A Turquia e o temor de um Estado curdo







Avanços territoriais dos curdos no norte da Síria acendem alerta em Ancara e são principal motivo para a operação militar turca no país vizinho.

 

 

Milícia curda do YPG celebra a expulsão do EI de Kobane, em 2015. Curdos já conquistaram quase todo o norte da Síria
Oficialmente, a operação Escudo de Eufrates, executada pela Turquia no norte da Síria, volta-se contra o grupo extremista “Estado Islâmico” (EI), mas o alvo central é outro: os militantes curdos sírios.
Porque, mais do que a formação de um “Estado Islâmico”, nos moldes do que pretende o EI, o que a liderança turca de fato teme é o surgimento de um Estado ou região autônoma curda. Na Síria, essa já tem até nome: Rojava, ou Curdistão Ocidental.
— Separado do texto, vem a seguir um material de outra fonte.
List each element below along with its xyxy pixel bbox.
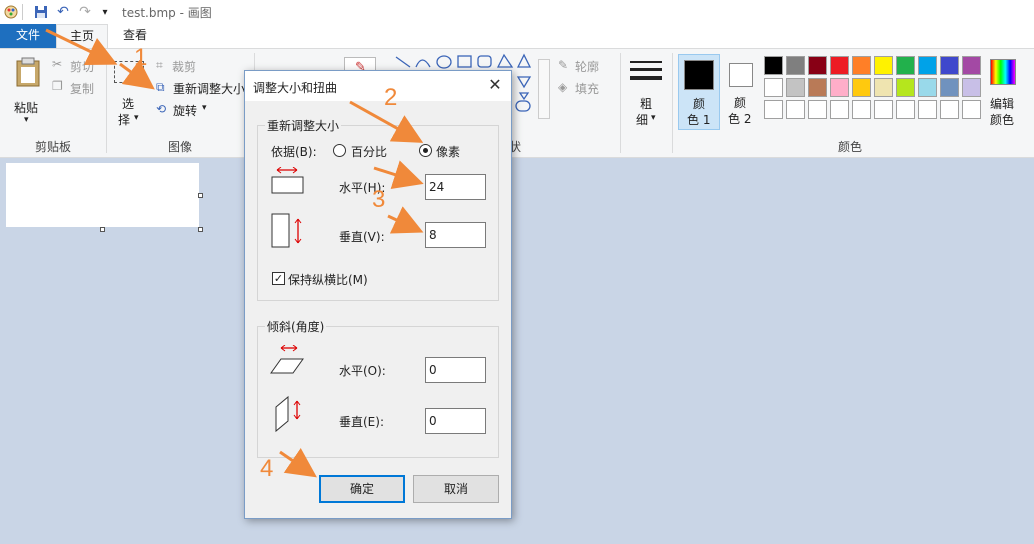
annotation-number-2: 2: [384, 84, 398, 111]
arrow-3b: [387, 206, 424, 234]
arrow-4: [279, 448, 317, 478]
annotation-number-4: 4: [260, 455, 274, 482]
arrow-1a: [45, 28, 118, 66]
arrow-3a: [373, 160, 424, 190]
annotation-number-3: 3: [372, 186, 386, 213]
annotation-number-1: 1: [134, 44, 148, 71]
annotation-arrows: [45, 28, 424, 478]
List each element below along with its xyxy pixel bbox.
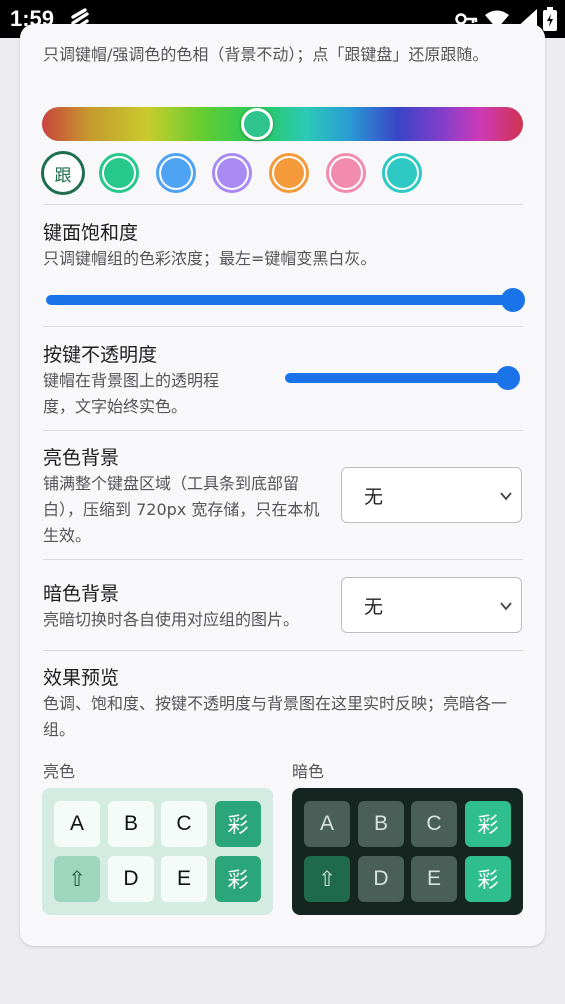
preview-description: 色调、饱和度、按键不透明度与背景图在这里实时反映；亮暗各一组。 [43, 694, 508, 739]
dark-bg-title: 暗色背景 [43, 583, 120, 605]
divider [43, 326, 523, 327]
preview-light-keyboard: A B C 彩 ⇧ D E 彩 [42, 788, 273, 915]
preview-accent-key: 彩 [465, 801, 511, 847]
preview-key: A [304, 801, 350, 847]
follow-keyboard-button[interactable]: 跟 [41, 151, 85, 195]
preview-key: A [54, 801, 100, 847]
preview-accent-key: 彩 [215, 856, 261, 902]
preview-key: C [411, 801, 457, 847]
preview-key: D [108, 856, 154, 902]
opacity-slider[interactable] [285, 373, 515, 383]
divider [43, 430, 523, 431]
hue-slider[interactable] [42, 107, 523, 141]
saturation-slider[interactable] [46, 295, 516, 305]
preview-key: B [108, 801, 154, 847]
preview-shift-key: ⇧ [54, 856, 100, 902]
battery-icon [543, 7, 557, 35]
hue-swatch-green[interactable] [99, 153, 139, 193]
opacity-description: 键帽在背景图上的透明程度，文字始终实色。 [43, 371, 220, 416]
preview-light-label: 亮色 [43, 762, 76, 781]
light-bg-title: 亮色背景 [43, 447, 120, 469]
light-bg-select[interactable]: 无 [341, 467, 522, 523]
dark-bg-select[interactable]: 无 [341, 577, 522, 633]
hue-swatch-orange[interactable] [269, 153, 309, 193]
dark-bg-select-value: 无 [364, 596, 384, 618]
dark-bg-description: 亮暗切换时各自使用对应组的图片。 [43, 610, 300, 629]
preview-key: D [358, 856, 404, 902]
preview-title: 效果预览 [43, 667, 120, 689]
preview-key: E [161, 856, 207, 902]
light-bg-select-value: 无 [364, 486, 384, 508]
preview-key: B [358, 801, 404, 847]
preview-dark-label: 暗色 [292, 762, 325, 781]
preview-key: E [411, 856, 457, 902]
hue-swatch-blue[interactable] [156, 153, 196, 193]
preview-accent-key: 彩 [465, 856, 511, 902]
preview-key: C [161, 801, 207, 847]
opacity-title: 按键不透明度 [43, 344, 158, 366]
preview-shift-key: ⇧ [304, 856, 350, 902]
saturation-title: 键面饱和度 [43, 222, 139, 244]
divider [43, 650, 523, 651]
preview-accent-key: 彩 [215, 801, 261, 847]
hue-description: 只调键帽/强调色的色相（背景不动）；点「跟键盘」还原跟随。 [43, 45, 489, 64]
preview-dark-keyboard: A B C 彩 ⇧ D E 彩 [292, 788, 523, 915]
hue-swatch-teal[interactable] [382, 153, 422, 193]
chevron-down-icon [499, 488, 513, 507]
hue-swatch-purple[interactable] [212, 153, 252, 193]
saturation-slider-thumb[interactable] [501, 288, 525, 312]
divider [43, 204, 523, 205]
hue-slider-thumb[interactable] [241, 108, 273, 140]
chevron-down-icon [499, 598, 513, 617]
opacity-slider-thumb[interactable] [496, 366, 520, 390]
saturation-description: 只调键帽组的色彩浓度；最左=键帽变黑白灰。 [43, 249, 377, 268]
light-bg-description: 铺满整个键盘区域（工具条到底部留白），压缩到 720px 宽存储，只在本机生效。 [43, 474, 320, 545]
hue-swatch-pink[interactable] [326, 153, 366, 193]
divider [43, 559, 523, 560]
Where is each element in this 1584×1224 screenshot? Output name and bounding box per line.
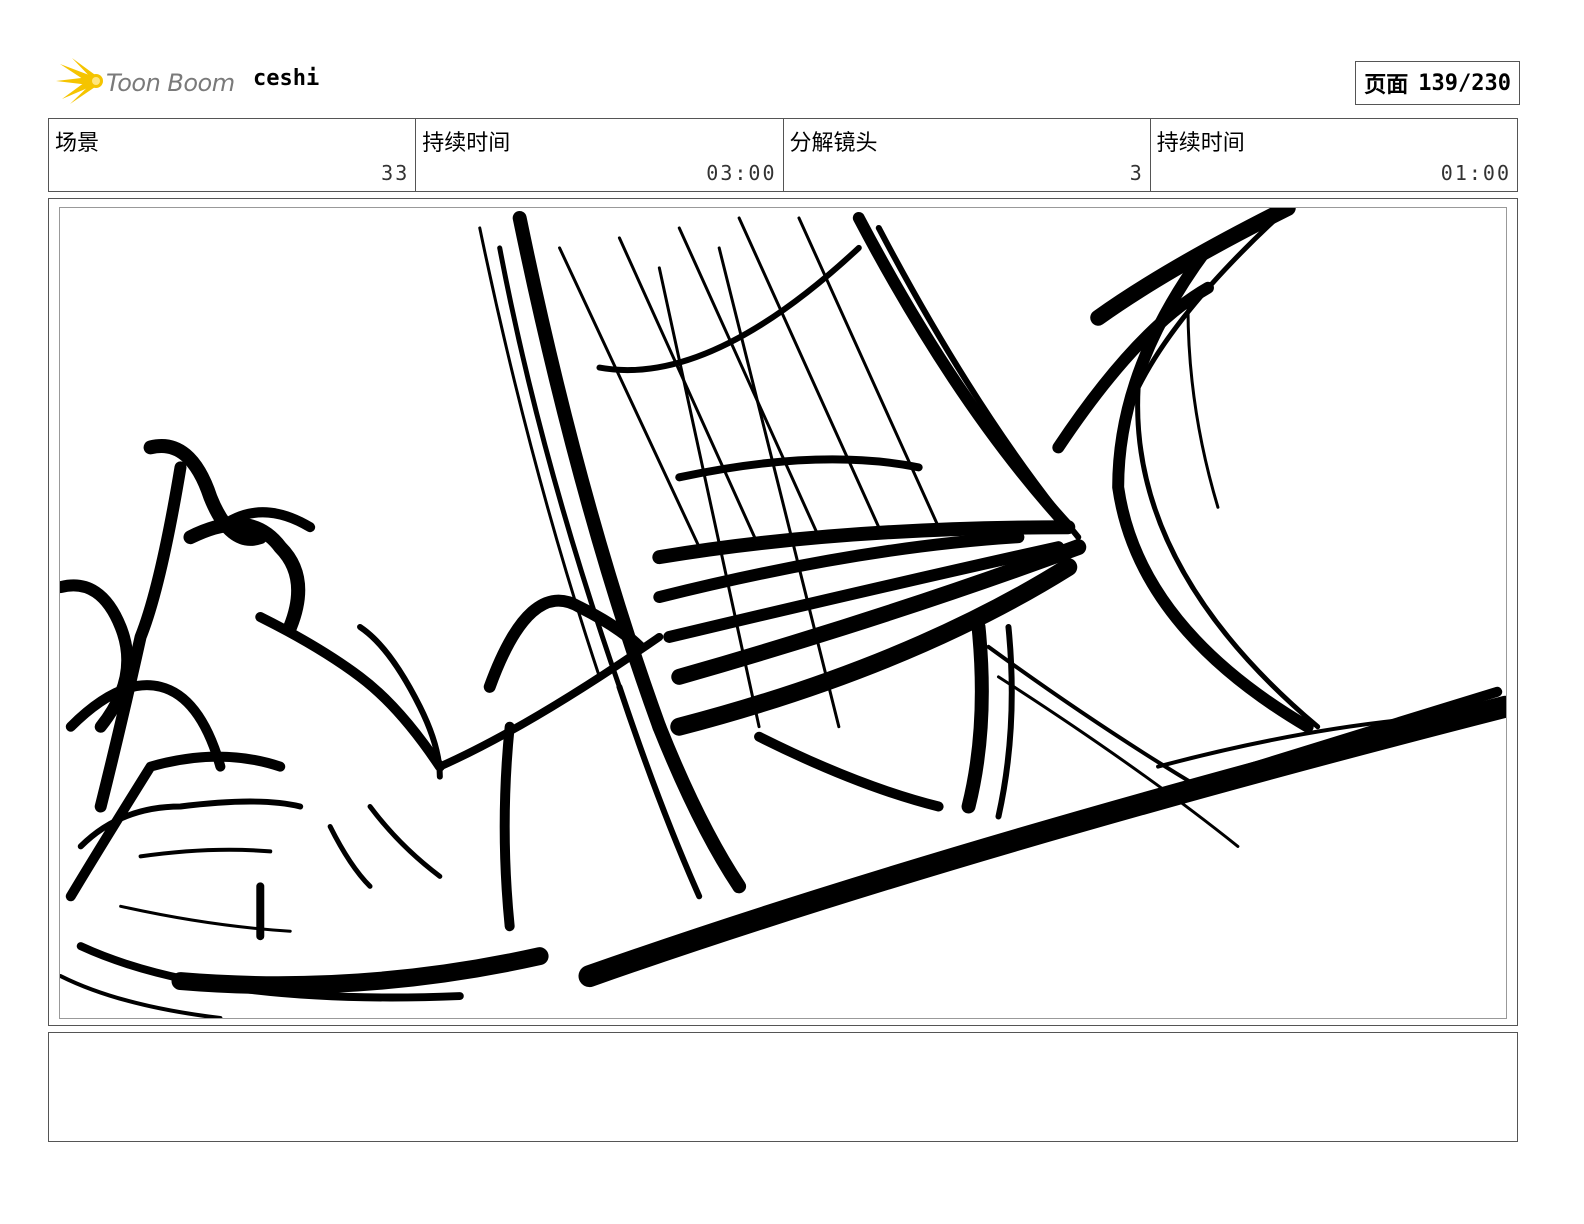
storyboard-panel (48, 198, 1518, 1026)
page-label: 页面 (1364, 73, 1409, 98)
notes-area[interactable] (48, 1032, 1518, 1142)
scene-value: 33 (381, 161, 410, 185)
panel-duration-cell: 持续时间 01:00 (1151, 119, 1517, 191)
toon-boom-logo: Toon Boom (50, 54, 240, 108)
starburst-icon (56, 58, 103, 104)
panel-duration-label: 持续时间 (1156, 131, 1245, 156)
panel-value: 3 (1129, 161, 1144, 185)
panel-cell: 分解镜头 3 (784, 119, 1151, 191)
sketch-drawing (60, 208, 1506, 1018)
panel-label: 分解镜头 (789, 131, 878, 156)
header: Toon Boom ceshi 页面 139/230 (48, 50, 1520, 110)
page-value: 139/230 (1418, 70, 1511, 96)
panel-frame (59, 207, 1507, 1019)
panel-duration-value: 01:00 (1440, 161, 1511, 185)
page-indicator: 页面 139/230 (1355, 61, 1520, 105)
logo-text: Toon Boom (106, 69, 235, 97)
scene-duration-label: 持续时间 (422, 131, 511, 156)
scene-duration-cell: 持续时间 03:00 (416, 119, 784, 191)
scene-label: 场景 (55, 131, 100, 156)
scene-duration-value: 03:00 (706, 161, 777, 185)
info-table: 场景 33 持续时间 03:00 分解镜头 3 持续时间 01:00 (48, 118, 1518, 192)
scene-cell: 场景 33 (49, 119, 417, 191)
project-name: ceshi (253, 66, 320, 91)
Seus pilares são três regiões administrativas, em torno das cidades de Afrin (extremo oeste), Kobane (centro) e Qamishli (no extremo leste).
A consolidação de uma região autônoma curda dentro do território sírio daria novo ânimo às aspirações separatistas dos curdos que vivem no território turco. Essas aspirações são representadas pelo PKK, grupo que se insurgiu em prol da independência curda e hoje luta por mais autonomia dentro da Turquia.
As milícias curdas do YPG (o equivalente sírio do PKK) já conquistaram quase todo o território no norte da Síria, na região de fronteira com a Turquia. A região dominada por elas se estende do extremo leste até o rio Eufrates, além de um enclave em torno de Afrin, no extremo oeste.
Há duas semanas, os curdos sírios avançaram para o lado ocidental do Eufrates com a conquista da cidade de Manbij, até então controlada pelo “Estado Islâmico”. Isso indica que eles poderiam ampliar seu domínio até o extremo oeste da faixa de território no norte da Síria – essa possibilidade foi a senha para a operação Escudo de Eufrates.
O objetivo da Turquia é evitar que os curdos sírios conquistem mais território e expulsá-los de Manjib, uma cidade de população predominantemente árabe. Para isso, a Turquia apoia rebeldes do Exército Livre da Síria. A situação daí resultante é confusa: a Turquia, que é aliada dos Estados Unidos na Otan, apoia o Exército Livre da Síria contra o YPG, que, por sua vez, é apoiado pelos Estados Unidos, que também apoiam o Exército Livre da Síria.
Como se isso não bastasse, a Turquia se aproximou da Rússia, que apoia o regime do presidente sírio, Bashar al-Assad, contra o qual tanto o Exército Livre da Síria quanto o YPG lutam, ambos com o apoio dos Estados Unidos.
Os curdos são um grupo étnico espalhado por quatro países: Turquia, Irã, Iraque e Síria. A região por eles habitada, e que abrange áreas desses quatro países, é historicamente chamada de Curdistão. Unir as quatro partes numa nação é um anseio antigo de grupos nacionalistas curdos, como o PKK e o YPG. Com a guerra civil na Síria e no Iraque – onde os curdos iraquianos já governam de forma autônoma uma região no norte do país – o objetivo de uma nação curda nunca esteve tão próximo de se tornar realidade.